Children are scientists and scientists are children. This is a central operating paradigm of developmental psychology. It has led psychologists to lay claim to special knowledge about language morality, sociality, creativity, imagination, gender differences, the essential qualities of human nature, and the scientific method. However, the current pervasiveness of the child as scientist metaphor should not obscure either the political work it does or the extent to which it draws on culturally specific visions of the child and scientist—both of which have changed dramatically over time. Therefore, my research question is simple: How did this view emerge and change and what are its consequences?
Ultimately, because it involves children, the metaphor has effectively naturalized certain specific kinds of scientific values and epistemologies. Conversely because the metaphor involves the high status cultural role of the scientist, it also underwrites certain (contested and politicized) views of children.

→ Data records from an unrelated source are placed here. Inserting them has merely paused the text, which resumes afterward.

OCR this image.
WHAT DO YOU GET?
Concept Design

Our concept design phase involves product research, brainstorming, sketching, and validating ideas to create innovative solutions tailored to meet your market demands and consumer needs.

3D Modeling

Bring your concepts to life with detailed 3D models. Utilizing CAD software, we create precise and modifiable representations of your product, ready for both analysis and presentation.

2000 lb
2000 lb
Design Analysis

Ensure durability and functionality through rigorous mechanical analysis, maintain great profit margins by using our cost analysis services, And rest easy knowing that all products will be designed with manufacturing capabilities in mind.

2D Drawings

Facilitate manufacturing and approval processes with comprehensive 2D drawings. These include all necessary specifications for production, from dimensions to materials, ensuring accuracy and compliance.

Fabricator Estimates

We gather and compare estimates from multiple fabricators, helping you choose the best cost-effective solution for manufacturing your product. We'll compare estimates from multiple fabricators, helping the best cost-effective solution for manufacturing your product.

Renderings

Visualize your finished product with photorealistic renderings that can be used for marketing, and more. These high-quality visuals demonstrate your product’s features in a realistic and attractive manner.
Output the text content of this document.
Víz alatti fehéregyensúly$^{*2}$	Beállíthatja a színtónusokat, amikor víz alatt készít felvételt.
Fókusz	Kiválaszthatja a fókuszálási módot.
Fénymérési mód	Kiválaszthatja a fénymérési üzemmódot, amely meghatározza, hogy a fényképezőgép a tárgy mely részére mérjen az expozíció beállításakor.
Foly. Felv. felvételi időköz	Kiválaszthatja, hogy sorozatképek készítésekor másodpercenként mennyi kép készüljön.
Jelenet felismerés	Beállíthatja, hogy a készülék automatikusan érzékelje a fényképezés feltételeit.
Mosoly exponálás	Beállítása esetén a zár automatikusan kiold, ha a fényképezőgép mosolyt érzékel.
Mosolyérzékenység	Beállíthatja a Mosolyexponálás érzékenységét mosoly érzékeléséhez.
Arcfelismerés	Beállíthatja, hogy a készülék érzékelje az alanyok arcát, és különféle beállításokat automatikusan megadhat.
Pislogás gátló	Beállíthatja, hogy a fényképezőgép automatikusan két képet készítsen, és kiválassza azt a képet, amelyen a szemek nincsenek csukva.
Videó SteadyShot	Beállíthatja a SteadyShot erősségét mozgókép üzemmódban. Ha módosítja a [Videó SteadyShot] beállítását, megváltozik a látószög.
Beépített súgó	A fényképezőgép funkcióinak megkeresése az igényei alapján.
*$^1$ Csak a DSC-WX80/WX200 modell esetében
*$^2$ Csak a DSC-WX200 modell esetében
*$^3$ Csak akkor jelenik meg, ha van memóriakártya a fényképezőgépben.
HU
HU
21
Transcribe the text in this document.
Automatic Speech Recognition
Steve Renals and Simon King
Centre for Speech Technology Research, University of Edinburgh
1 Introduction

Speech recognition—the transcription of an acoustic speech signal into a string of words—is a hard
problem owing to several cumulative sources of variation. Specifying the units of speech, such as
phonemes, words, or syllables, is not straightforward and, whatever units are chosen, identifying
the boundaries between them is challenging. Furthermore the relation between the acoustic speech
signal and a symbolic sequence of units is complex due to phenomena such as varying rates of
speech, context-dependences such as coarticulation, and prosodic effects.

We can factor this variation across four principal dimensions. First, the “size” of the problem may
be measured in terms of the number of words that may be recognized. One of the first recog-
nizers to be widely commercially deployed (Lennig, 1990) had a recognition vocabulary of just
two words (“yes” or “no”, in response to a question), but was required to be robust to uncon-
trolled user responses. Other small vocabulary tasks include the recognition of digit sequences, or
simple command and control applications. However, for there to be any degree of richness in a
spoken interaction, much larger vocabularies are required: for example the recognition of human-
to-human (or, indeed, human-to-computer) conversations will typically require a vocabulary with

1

Contemporary study of children as scientists grew out of previous efforts within the new field of cognitive psychology to understand adult humans as though they are creative scientists. At the center of this revision was a question of precisely what it meant to be a scientist. One approach to this question was to rely on the work of Thomas Kuhn. From this perspective, conceptual change in childhood is like paradigm changes in the history of science. A second approach was, increasingly, that the cognitive process that most distinguishes people from other organisms is the capacity to perform social science—to observe, theorize about, and even experiment on other people. On this view, social engagement is a precondition for the most basic cognitive processes. Therefore, children are scientists only under the condition that both scientific reason and practice are understood as social processes.